I hadn’t made the final step until recently.  I stopped burning trash. In Alaska, people still do on trips, but it is illegal in Minnesota to do so, and burning plastics releases toxic gases.  Many food containers used have aluminum foil present, the bane of litter in the woods.  Contrary to many beliefs, aluminum foil does not melt, but it does fragment, so even burning the pouch and carefully collecting aluminum left some behind.  All trash was packed out, including dental floss, and when I brush my teeth, I spit into the fire pit, not spray it on leaves, many of which on campsites are white from others’ doing this.  Cleaning pots means getting the soap off, but away from the lake, scrubbing with scouring pads and not rinsing them in the lake.  It seems so tempting just to do it in the lake.  A little soap won’t hurt.  But yes, it will.

In 1992, when I volunteered for the Forest Service in the Boundary Waters (BW), I saw first hand how LNT was being implemented. The BW has designated campsites, where one must stay.  This concentrates the impact to a few places, rather than many.

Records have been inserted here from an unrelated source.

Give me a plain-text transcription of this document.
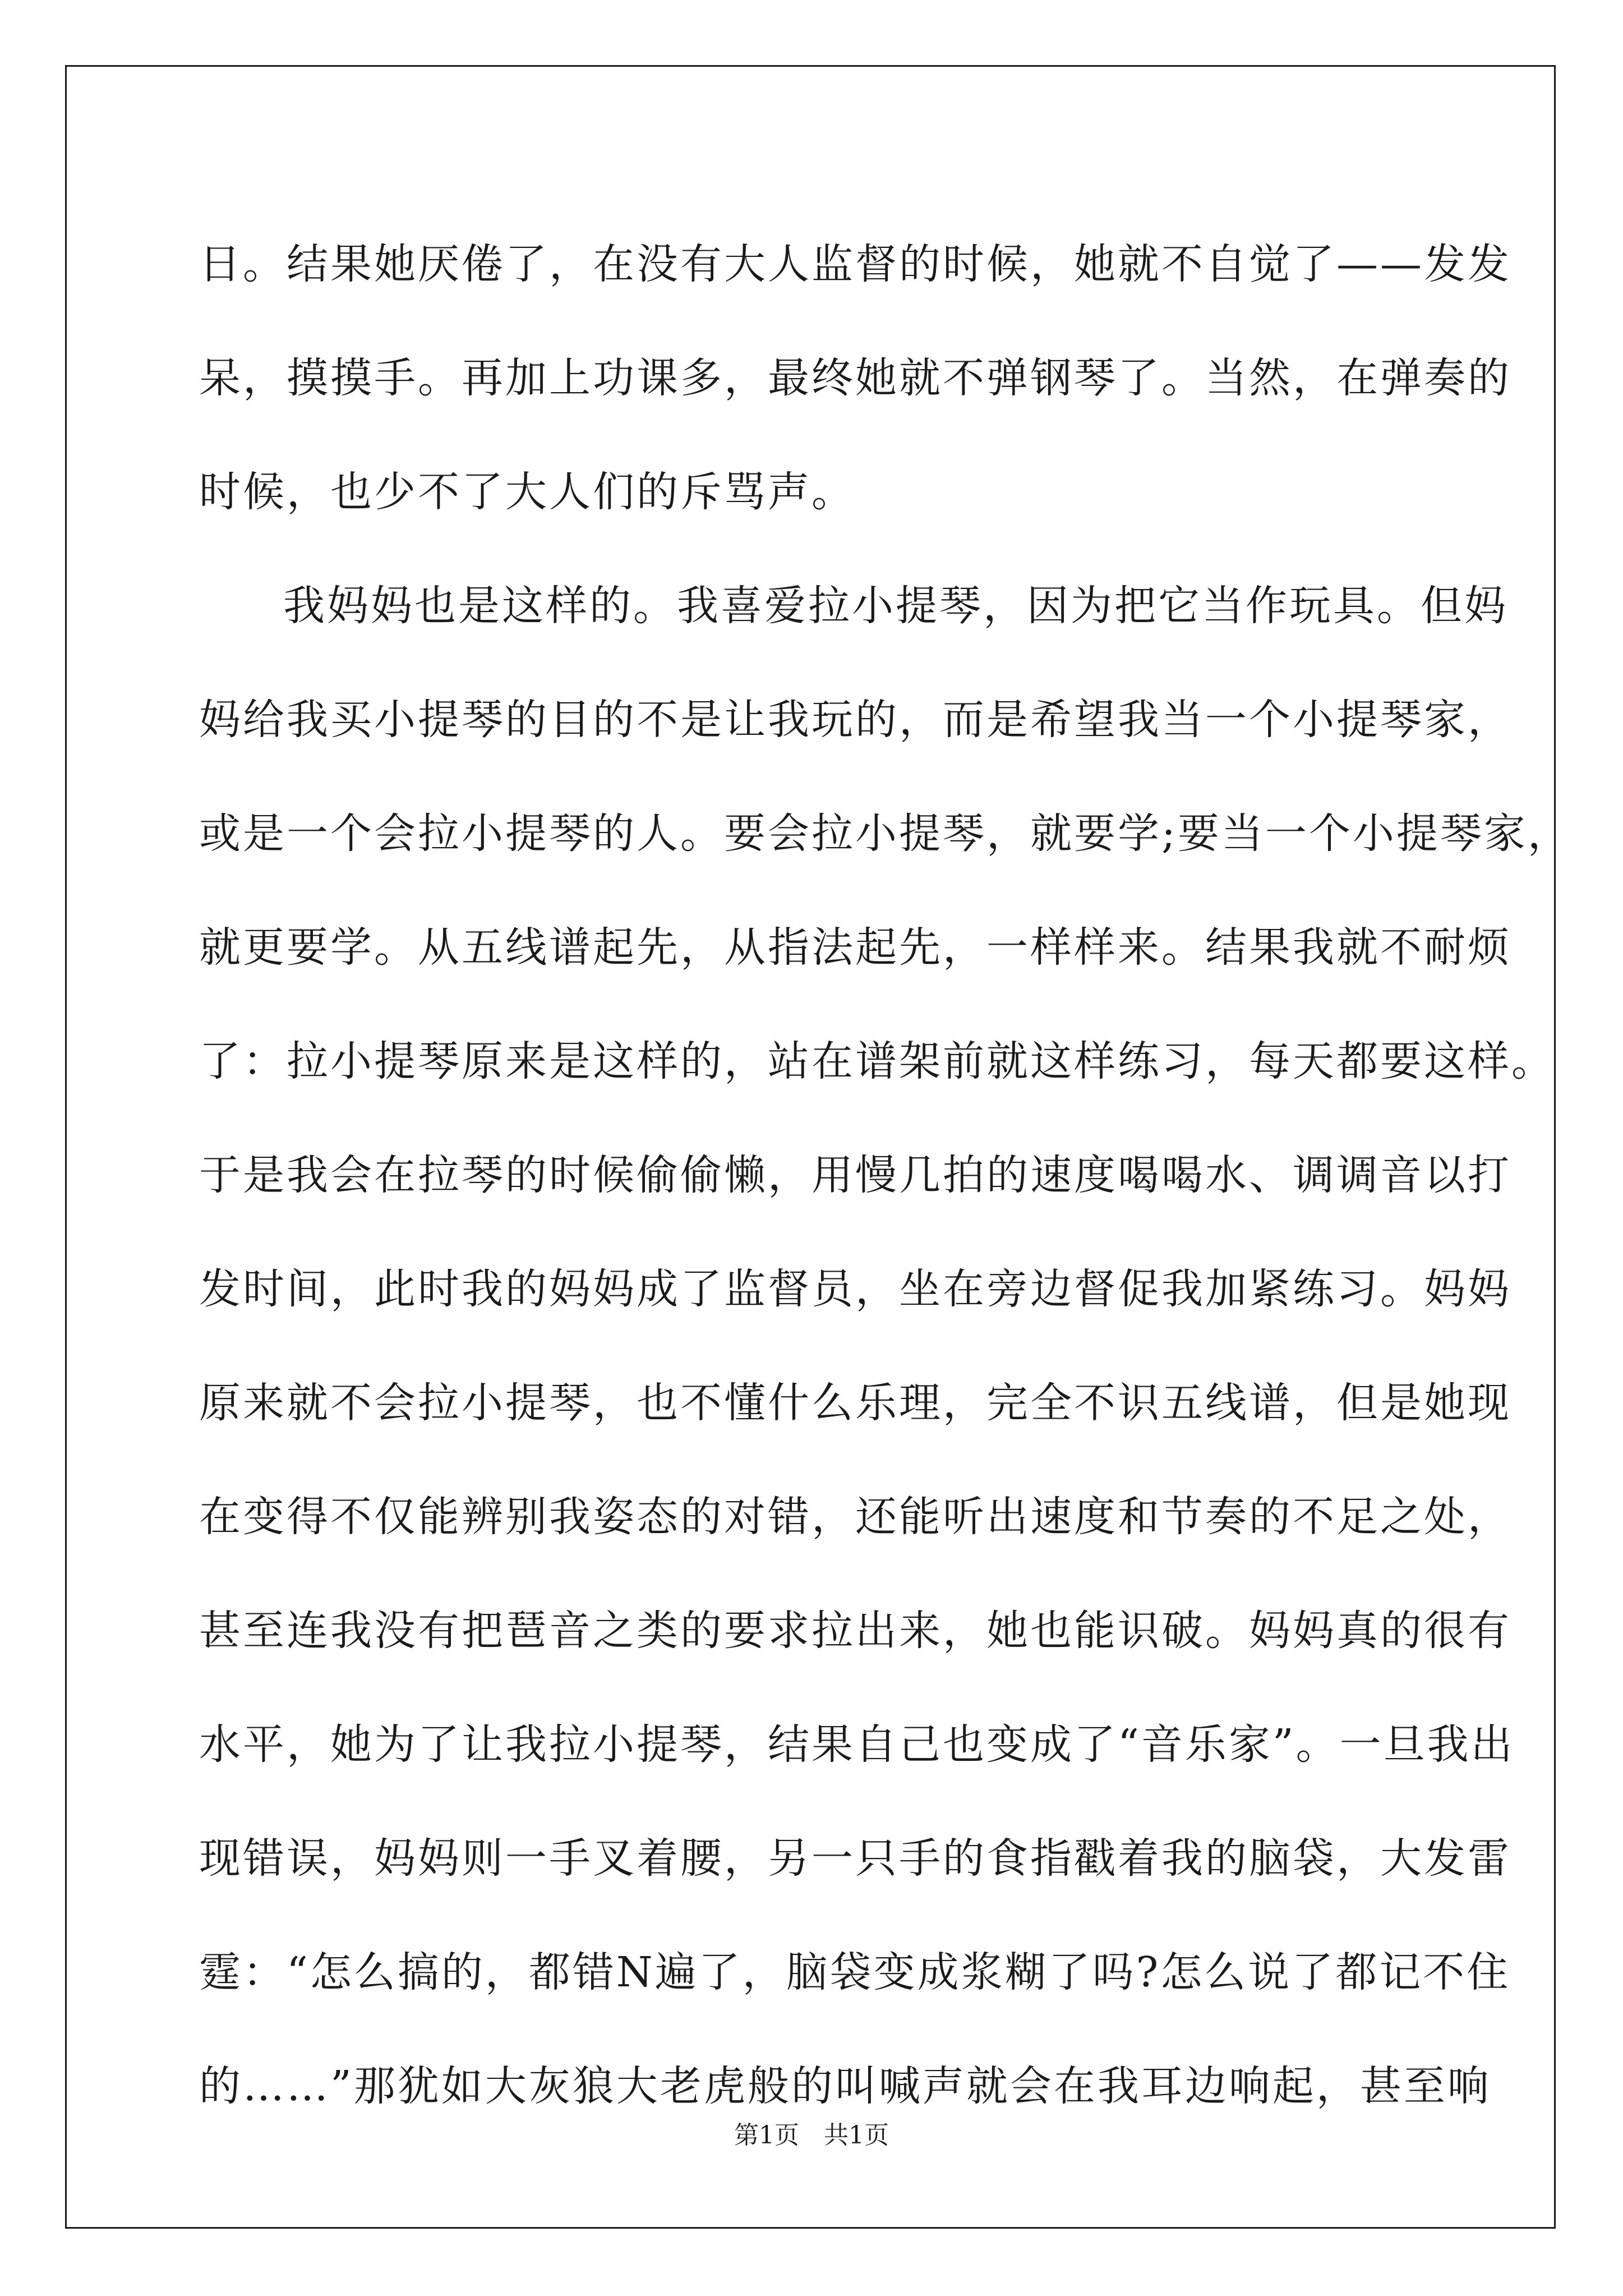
日。结果她厌倦了，在没有大人监督的时候，她就不自觉了——发发
呆，摸摸手。再加上功课多，最终她就不弹钢琴了。当然，在弹奏的
时候，也少不了大人们的斥骂声。
我妈妈也是这样的。我喜爱拉小提琴，因为把它当作玩具。但妈
妈给我买小提琴的目的不是让我玩的，而是希望我当一个小提琴家，
或是一个会拉小提琴的人。要会拉小提琴，就要学;要当一个小提琴家，
就更要学。从五线谱起先，从指法起先，一样样来。结果我就不耐烦
了：拉小提琴原来是这样的，站在谱架前就这样练习，每天都要这样。
于是我会在拉琴的时候偷偷懒，用慢几拍的速度喝喝水、调调音以打
发时间，此时我的妈妈成了监督员，坐在旁边督促我加紧练习。妈妈
原来就不会拉小提琴，也不懂什么乐理，完全不识五线谱，但是她现
在变得不仅能辨别我姿态的对错，还能听出速度和节奏的不足之处，
甚至连我没有把琶音之类的要求拉出来，她也能识破。妈妈真的很有
水平，她为了让我拉小提琴，结果自己也变成了“音乐家”。一旦我出
现错误，妈妈则一手叉着腰，另一只手的食指戳着我的脑袋，大发雷
霆：“怎么搞的，都错N遍了，脑袋变成浆糊了吗?怎么说了都记不住
的……”那犹如大灰狼大老虎般的叫喊声就会在我耳边响起，甚至响
第1页　共1页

We need to regulate, because people don’t self-regulate well enough:

  • We must enter on a specific date and place.  The length of time one may stay and exit may not be regulated.  We want to disperse people throughout the wilderness, not overwhelm designated campsites.
  • Campsites all have a fire grate, the only place a fire is allowed.  The fire must be out, dead out, tested by using one’s hands in the ashes, when one leaves the campsite, be it for good or for a day trip.  I’ve seen experienced people leave burning fires when they day tripped.
  • It is illegal to cut, deface a tree or pick flowers.  The days of tent stringers are long gone; new tents are easier to pitch and leakproof.  Despite Thermarests, people still cut pine boughs, but it is rare.  Still, many trees are defaced by having nails driven into them to hang packs off the ground or for clotheslines, neither of which is necessary.
  • Only 9 people and 4 watercraft may be at the same place at the same time.  This removes crowds.  On busy portages, crowding may be a problem, but with 250,000 visitors annually to the border lakes, rules are needed.
  • No cans or bottles are allowed in the BW except for medications, fuel, and toilet articles, one of the first rules and one of the best. Can pits are long gone.
  • The latrine at each campsite concentrates human waste in one area. Nothing should be thrown into it, although I’ve seen fish, books, clothing, fuel bottles, and liquor.  Latrines may last a few years before being re-dug.  I have dug sixteen in the rocky soil, a difficult, nasty job, especially removing the old one and covering the prior area.  The Appalachian Trail Conservancy must come to grips with human waste with hikers passing through, because many don’t bother to bury their waste,  More and more LNT is requiring packing out human waste  We did it on Grand Canyon raft trips 35 years ago. If I live long enough and remain healthy, I see a day when will routinely I pack out my waste.

I have found these changes to be difficult to adopt, but with time, they become easier.  The idea is to leave a site better than it was when one arrives.  For the current generation, this should all be easy.  For my generation, it has required a lot of changes. It isn’t 1950 any more, we aren’t making new wilderness, and many would like to destroy the little we have.

We need wilderness for our sanity.  Some of us have long known it.  Others have yet to learn.

View from campsite in Boundary Waters, 2015.

View from campsite in Boundary Waters, 2015.